A record 730 clinical trials were approved in Italy last year, 11.8% more than in 2005. While other European countries such as the UK worry about a loss of clinical trial business to low-cost emerging markets, Italy saw its biggest rise in study approvals over the seven years of data released by the national medicines agency, AIFA (Agenzia Italiana del Famaco).

The number of clinical trial approvals in Italy has been climbing since 2002, when the tally dropped by 6.7% from the previous year to 569. Subsequently, there were 579 studies approved in 2003, 620 in 2004 and 653 in 2005. The data from the national monitoring centre OsSc (Osservatorio Nazionale sulla Sperimentazione Clinica dei medicinali) also show a gradual rise in the number of approved Phase II trials during the last four years, while the number of Phase III studies has declined over the same period.

In 2006, Phase II trials accounted for 39.5% of all studies approved in Italy and Phase III trials for 46.2%. That compared with 35.8% and 49.3% respectively in 2005 and with 34.9% and 53.9% respectively in 2003. Phase I studies made up just 2.3% of the total in 2006 (2.1% in 2005) and Phase IV post-marketing trials 9.7% (11.3%). A further 2.3% of trials approved last year were bioequivalence/bioavailability studies.

While large-scale international clinical trials have gained ground over the last seven years at the expense of national trials, most of this trend occurred between 2000 and 2003, the data show.

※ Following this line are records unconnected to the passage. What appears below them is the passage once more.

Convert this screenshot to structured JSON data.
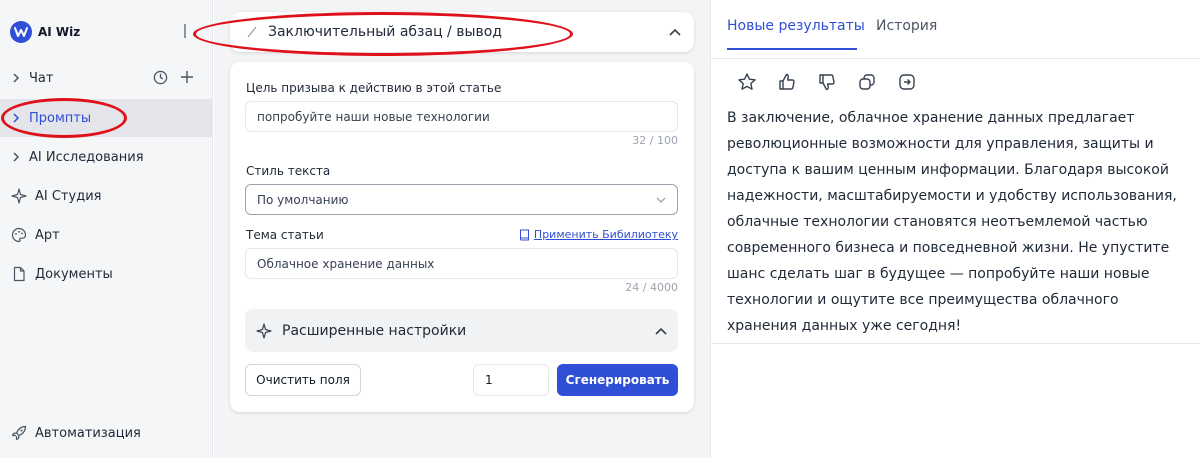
{
  "app": {
    "name": "AI Wiz"
  },
  "sidebar": {
    "items": [
      {
        "label": "Чат",
        "icon": "chevron-right-icon"
      },
      {
        "label": "Промпты",
        "icon": "chevron-right-icon"
      },
      {
        "label": "AI Исследования",
        "icon": "chevron-right-icon"
      },
      {
        "label": "AI Студия",
        "icon": "sparkle-icon"
      },
      {
        "label": "Арт",
        "icon": "palette-icon"
      },
      {
        "label": "Документы",
        "icon": "document-icon"
      }
    ],
    "bottom": {
      "label": "Автоматизация",
      "icon": "rocket-icon"
    }
  },
  "form": {
    "section_title": "Заключительный абзац / вывод",
    "cta": {
      "label": "Цель призыва к действию в этой статье",
      "value": "попробуйте наши новые технологии",
      "counter": "32 / 100"
    },
    "style": {
      "label": "Стиль текста",
      "value": "По умолчанию"
    },
    "topic": {
      "label": "Тема статьи",
      "value": "Облачное хранение данных",
      "counter": "24 / 4000",
      "library_link": "Применить Бибилиотеку"
    },
    "advanced": {
      "title": "Расширенные настройки"
    },
    "clear_button": "Очистить поля",
    "quantity": "1",
    "generate_button": "Сгенерировать"
  },
  "results": {
    "tabs": [
      "Новые результаты",
      "История"
    ],
    "active_tab": 0,
    "text": "В заключение, облачное хранение данных предлагает революционные возможности для управления, защиты и доступа к вашим ценным информации. Благодаря высокой надежности, масштабируемости и удобству использования, облачные технологии становятся неотъемлемой частью современного бизнеса и повседневной жизни. Не упустите шанс сделать шаг в будущее — попробуйте наши новые технологии и ощутите все преимущества облачного хранения данных уже сегодня!"
  },
  "colors": {
    "accent": "#2f4fd6",
    "annotation": "#e0101a",
    "sidebar_bg": "#f5f6f8",
    "active_item_bg": "#e3e5ea"
  }
}
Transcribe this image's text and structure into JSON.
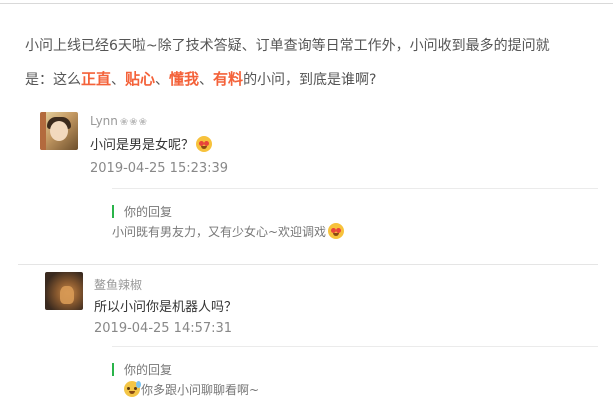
{
  "intro": {
    "line1": "小问上线已经6天啦~除了技术答疑、订单查询等日常工作外，小问收到最多的提问就",
    "line2_prefix": "是：这么",
    "kw1": "正直",
    "sep1": "、",
    "kw2": "贴心",
    "sep2": "、",
    "kw3": "懂我",
    "sep3": "、",
    "kw4": "有料",
    "line2_suffix": "的小问，到底是谁啊?"
  },
  "comments": [
    {
      "name": "Lynn",
      "name_suffix": "❀❀❀",
      "text": "小问是男是女呢？",
      "emoji": "heart-eyes-emoji",
      "date": "2019-04-25 15:23:39",
      "reply_label": "你的回复",
      "reply_text": "小问既有男友力，又有少女心~欢迎调戏",
      "reply_emoji": "heart-eyes-emoji"
    },
    {
      "name": "鳌鱼辣椒",
      "text": "所以小问你是机器人吗？",
      "date": "2019-04-25 14:57:31",
      "reply_label": "你的回复",
      "reply_emoji": "sweat-smile-emoji",
      "reply_text": "你多跟小问聊聊看啊~"
    }
  ],
  "colors": {
    "highlight": "#f4623a",
    "reply_bar": "#2ab44a"
  }
}
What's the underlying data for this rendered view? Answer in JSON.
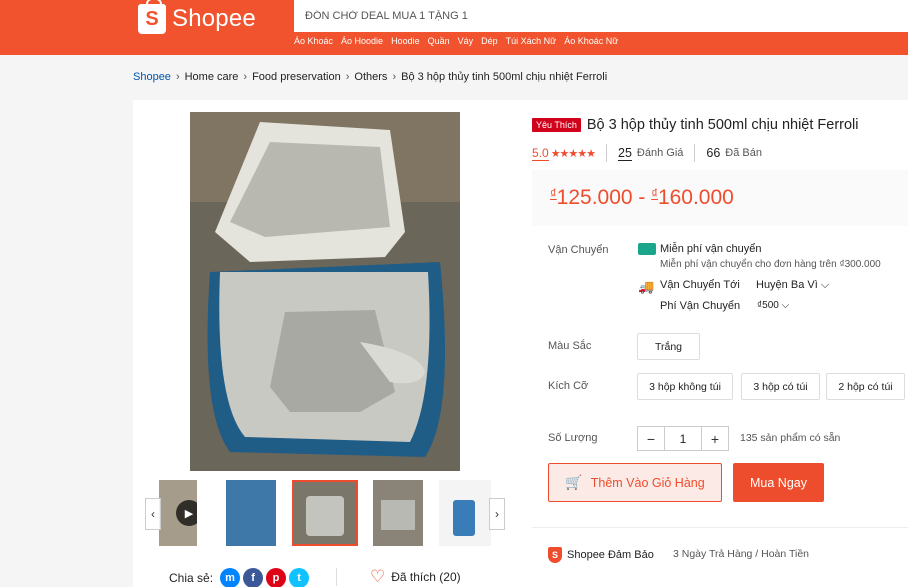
{
  "header": {
    "logo_text": "Shopee",
    "logo_letter": "S",
    "search_placeholder": "ĐÓN CHỜ DEAL MUA 1 TẶNG 1",
    "hot_keywords": [
      "Áo Khoác",
      "Áo Hoodie",
      "Hoodie",
      "Quần",
      "Váy",
      "Dép",
      "Túi Xách Nữ",
      "Áo Khoác Nữ"
    ]
  },
  "breadcrumb": [
    "Shopee",
    "Home care",
    "Food preservation",
    "Others",
    "Bộ 3 hộp thủy tinh 500ml chịu nhiệt Ferroli"
  ],
  "product": {
    "badge": "Yêu Thích",
    "title": "Bộ 3 hộp thủy tinh 500ml chịu nhiệt Ferroli",
    "rating": "5.0",
    "stars": "★★★★★",
    "reviews_count": "25",
    "reviews_label": "Đánh Giá",
    "sold_count": "66",
    "sold_label": "Đã Bán",
    "currency": "₫",
    "price_min": "125.000",
    "price_sep": " - ",
    "price_max": "160.000"
  },
  "shipping": {
    "label": "Vận Chuyển",
    "free_title": "Miễn phí vận chuyển",
    "free_desc": "Miễn phí vận chuyển cho đơn hàng trên ₫300.000",
    "to_label": "Vận Chuyển Tới",
    "to_value": "Huyện Ba Vì",
    "fee_label": "Phí Vận Chuyển",
    "fee_value": "₫500"
  },
  "color": {
    "label": "Màu Sắc",
    "options": [
      "Trắng"
    ]
  },
  "size": {
    "label": "Kích Cỡ",
    "options": [
      "3 hộp không túi",
      "3 hộp có túi",
      "2 hộp có túi"
    ]
  },
  "quantity": {
    "label": "Số Lượng",
    "minus": "−",
    "value": "1",
    "plus": "+",
    "stock": "135 sản phẩm có sẵn"
  },
  "actions": {
    "add_to_cart": "Thêm Vào Giỏ Hàng",
    "buy_now": "Mua Ngay"
  },
  "guarantee": {
    "title": "Shopee Đảm Bảo",
    "desc": "3 Ngày Trả Hàng / Hoàn Tiền"
  },
  "social": {
    "share_label": "Chia sẻ:",
    "like_label": "Đã thích (20)"
  },
  "colors": {
    "brand": "#f0532d",
    "accent": "#ee4d2d"
  }
}
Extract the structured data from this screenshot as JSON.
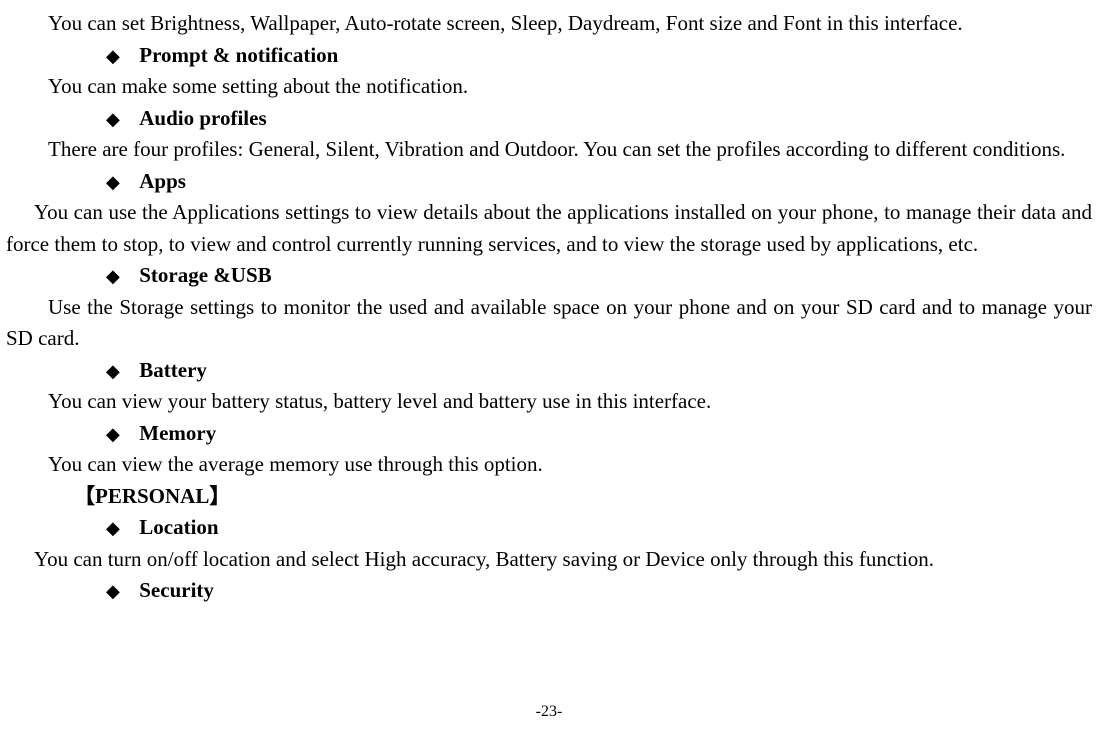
{
  "section_display": {
    "para1": "You can set Brightness, Wallpaper, Auto-rotate screen, Sleep, Daydream, Font size and Font in this interface.",
    "bullet1_title": "Prompt & notification",
    "para2": "You can make some setting about the notification.",
    "bullet2_title": "Audio profiles",
    "para3": "There are four profiles: General, Silent, Vibration and Outdoor. You can set the profiles according to different conditions.",
    "bullet3_title": "Apps",
    "para4": "You can use the Applications settings to view details about the applications installed on your phone, to manage their data and force them to stop, to view and control currently running services, and to view the storage used by applications, etc.",
    "bullet4_title": "Storage &USB",
    "para5": "Use the Storage settings to monitor the used and available space on your phone and on your SD card and to manage your SD card.",
    "bullet5_title": "Battery",
    "para6": "You can view your battery status, battery level and battery use in this interface.",
    "bullet6_title": "Memory",
    "para7": "You can view the average memory use through this option."
  },
  "section_personal": {
    "header": "【PERSONAL】",
    "bullet1_title": "Location",
    "para1": "You can turn on/off location and select High accuracy, Battery saving or Device only through this function.",
    "bullet2_title": "Security"
  },
  "page_number": "-23-"
}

International versus national remains static

In the past three years the distribution of international versus national studies has remained more or less static. In 2006 there were 414 international multicentre trials and 158 national multicentre trials, accounting for 72.4% and 27.6% of the total. The same percentages were recorded in 2005, while in 2004 international studies made up 72.5% of the total and national studies 27.5%.

Excluding Phase I studies, pharmaceutical companies have sponsored 71.9% of all clinical trials approved in Italy over the last seven years, with non-profit entities such as hospitals, public or private research institutes and universities making up the balance. In 2006, however, trials sponsored by non-profit entities accounted for more than 35% of the total, helped by over €30 million in AIFA grants for independent research.

The top five pharmaceutical company sponsors of clinical trials in Italy during 2000-06 were Novartis (231 trials), GlaxoSmithKline (180), Roche (134), Pfizer (132) and Sanofi-Aventis (118).